# Word of the Day - Enamor



## Jace (Feb 14, 2022)

Word of the Day - Enamor..-ed..(British int. = Enamour)...tr.v.

Def.: To inspire with love,  capitvate, love...latin=amor 

Today be enamored of something!


----------



## Chris P Bacon (Feb 14, 2022)

I painted my  with *red* enamor because I l*♥*ve it so much!


----------



## Ruthanne (Feb 14, 2022)

Enamor is a great word for Valentine's Day.


----------



## Mizmo (Feb 14, 2022)

Chris P Bacon said:


> I painted my  with *red* enamor because I l*♥*ve it so much!

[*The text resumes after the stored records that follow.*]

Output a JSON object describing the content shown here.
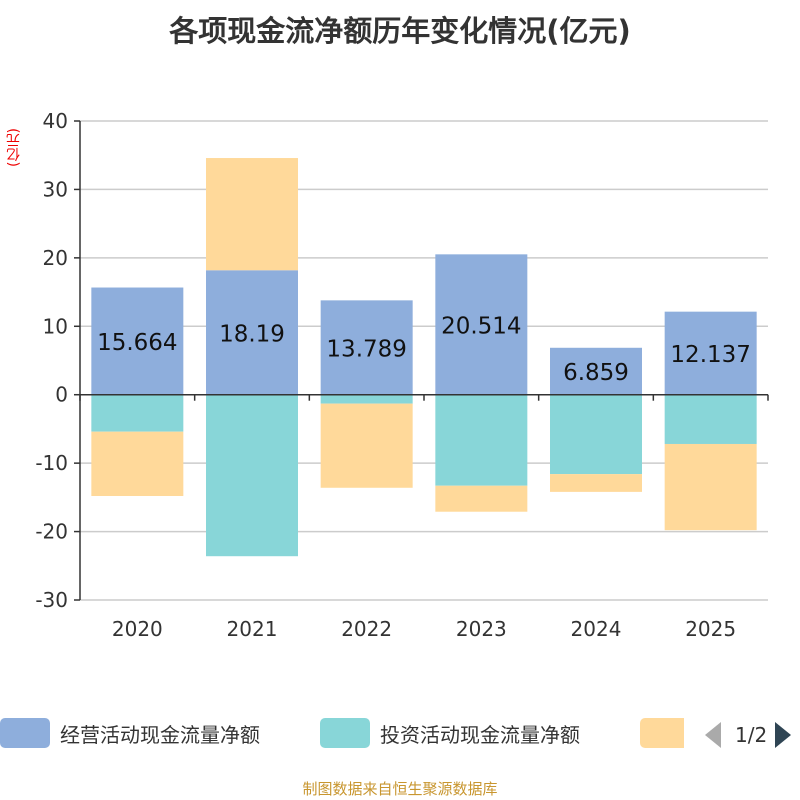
{
  "chart_data": {
    "type": "bar",
    "stacked": true,
    "title": "各项现金流净额历年变化情况(亿元)",
    "ylabel": "(亿元)",
    "categories": [
      "2020",
      "2021",
      "2022",
      "2023",
      "2024",
      "2025"
    ],
    "ylim": [
      -30,
      40
    ],
    "yticks": [
      40,
      30,
      20,
      10,
      0,
      -10,
      -20,
      -30
    ],
    "series": [
      {
        "name": "经营活动现金流量净额",
        "color": "#8eaedc",
        "values": [
          15.664,
          18.19,
          13.789,
          20.514,
          6.859,
          12.137
        ],
        "labels": [
          "15.664",
          "18.19",
          "13.789",
          "20.514",
          "6.859",
          "12.137"
        ]
      },
      {
        "name": "投资活动现金流量净额",
        "color": "#88d6d8",
        "values": [
          -5.4,
          -23.6,
          -1.3,
          -13.3,
          -11.6,
          -7.2
        ]
      },
      {
        "name": "",
        "color": "#ffd99a",
        "values": [
          -9.4,
          16.4,
          -12.3,
          -3.8,
          -2.6,
          -12.6
        ]
      }
    ],
    "legend": {
      "page": "1/2"
    }
  },
  "source": "制图数据来自恒生聚源数据库"
}
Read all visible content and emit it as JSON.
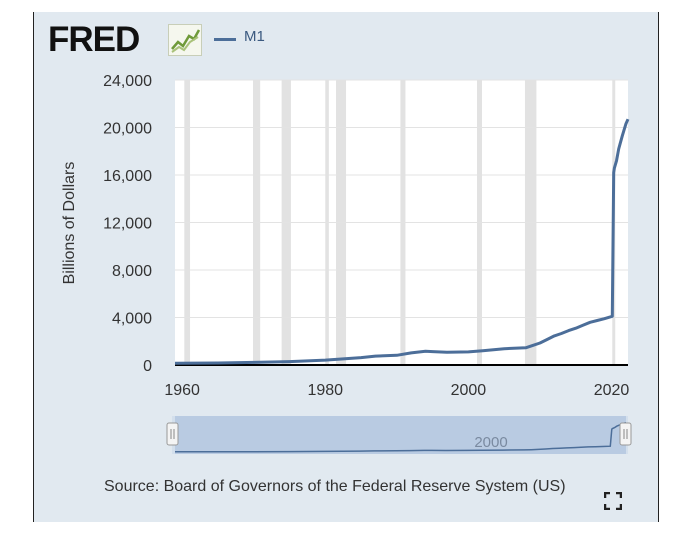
{
  "header": {
    "logo_text": "FRED",
    "logo_icon": "fred-graph-icon",
    "legend_label": "M1"
  },
  "source_text": "Source: Board of Governors of the Federal Reserve System (US)",
  "expand_icon": "expand-icon",
  "colors": {
    "series": "#4c6e99",
    "panel": "#e1e9f0",
    "recession": "#e2e2e2",
    "navigator": "#b9cbe2"
  },
  "navigator": {
    "tick_label": "2000"
  },
  "chart_data": {
    "type": "line",
    "title": "",
    "xlabel": "",
    "ylabel": "Billions of Dollars",
    "xlim": [
      1959,
      2022.3
    ],
    "ylim": [
      0,
      24000
    ],
    "yticks": [
      0,
      4000,
      8000,
      12000,
      16000,
      20000,
      24000
    ],
    "ytick_labels": [
      "0",
      "4,000",
      "8,000",
      "12,000",
      "16,000",
      "20,000",
      "24,000"
    ],
    "xticks": [
      1960,
      1980,
      2000,
      2020
    ],
    "xtick_labels": [
      "1960",
      "1980",
      "2000",
      "2020"
    ],
    "grid": true,
    "recessions": [
      [
        1960.3,
        1961.1
      ],
      [
        1969.9,
        1970.9
      ],
      [
        1973.9,
        1975.2
      ],
      [
        1980.0,
        1980.5
      ],
      [
        1981.5,
        1982.9
      ],
      [
        1990.5,
        1991.2
      ],
      [
        2001.2,
        2001.9
      ],
      [
        2007.9,
        2009.5
      ],
      [
        2020.1,
        2020.3
      ]
    ],
    "series": [
      {
        "name": "M1",
        "x": [
          1959,
          1965,
          1970,
          1975,
          1980,
          1985,
          1987,
          1990,
          1992,
          1994,
          1995,
          1997,
          2000,
          2002,
          2005,
          2008,
          2009,
          2010,
          2011,
          2012,
          2013,
          2014,
          2015,
          2016,
          2017,
          2018,
          2019,
          2020.1,
          2020.3,
          2020.4,
          2020.7,
          2021,
          2021.5,
          2022,
          2022.3
        ],
        "values": [
          140,
          170,
          215,
          290,
          410,
          620,
          750,
          820,
          1020,
          1150,
          1130,
          1080,
          1100,
          1200,
          1370,
          1450,
          1650,
          1850,
          2150,
          2450,
          2650,
          2900,
          3100,
          3350,
          3600,
          3750,
          3900,
          4100,
          16200,
          16600,
          17200,
          18200,
          19300,
          20300,
          20700
        ]
      }
    ]
  }
}
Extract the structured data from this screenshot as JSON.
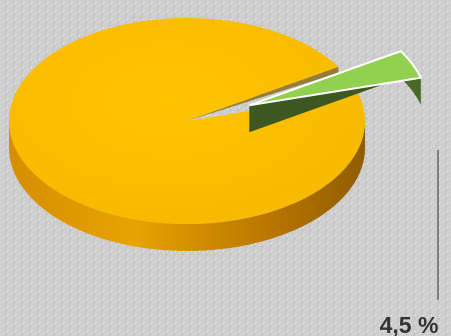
{
  "chart_data": {
    "type": "pie",
    "style": "3d-exploded",
    "slices": [
      {
        "value": 95.5,
        "color": "#F6B800",
        "label": ""
      },
      {
        "value": 4.5,
        "color": "#92D050",
        "label": "4,5 %"
      }
    ],
    "exploded_slice": 1,
    "background": "#C9C9C9"
  }
}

Chris P...that was very naughty of you  to do that. 
 I hope you are enamoured with the result


----------



## Chris P Bacon (Feb 14, 2022)

Mizmo said:


> Chris P...that was very naughty of you  to do that.
> I hope you are enamoured with the result


Actually, I think that I'm feeling enamored with you!
Maybe it's just the day but maybe it's something _more_!?
N'est ce pas?


----------



## Mizmo (Feb 14, 2022)

Chris P Bacon said:


> Actually, I think that I'm feeling enamored with you!
> Maybe it's just the day but maybe it's something _more_!?
> N'est ce pas?




Hahaha...I think we will just leave it up to  this  enamoured day of romance mon ami..it will pass...eh non?


----------



## Chris P Bacon (Feb 14, 2022)

Mizmo said:


> Hahaha...I think we will just leave it up to  this  enamoured day of romance mon ami..it will pass...eh non?


Me oui, merci becoup!


----------



## Kaila (Feb 14, 2022)

Jace said:


> Today be enamored of something!


Great advice!
Today, I will keep an eye out, for _something I could possibly be *enamored* with!  _


----------



## Mizmo (Feb 14, 2022)

Kaila said:


> Great advice!
> Today, I will keep an eye out, for _something I could possibly be *enamored* with!  _



just keep an eye out for ChrisP....he* and* his car are enamoured


----------



## palides2021 (Feb 14, 2022)

Are you enamored with love, or do you love to be enamored?


----------



## Kaila (Feb 14, 2022)

palides2021 said:


> Are you enamored with love, or do you love to be enamored?


Either one would be fine; thanks for asking.


----------



## Kaila (Feb 14, 2022)

Mizmo said:


> just keep an eye out for ChrisP....he* and* his car are enamoured View attachment 208595



Well, since the car is _enamored, _they will both be easy to spot! 

 _There goes ChrisP !_


----------



## hollydolly (Feb 14, 2022)

I'm totally enamoured by my new clothing I bought this week ready for summer when it gets here....


----------



## RubyK (Feb 14, 2022)

I recently became _enamored_ of Andre Rieu from Holland and his delightful orchestra. His shows on YouTube are wonderfully entertaining.


----------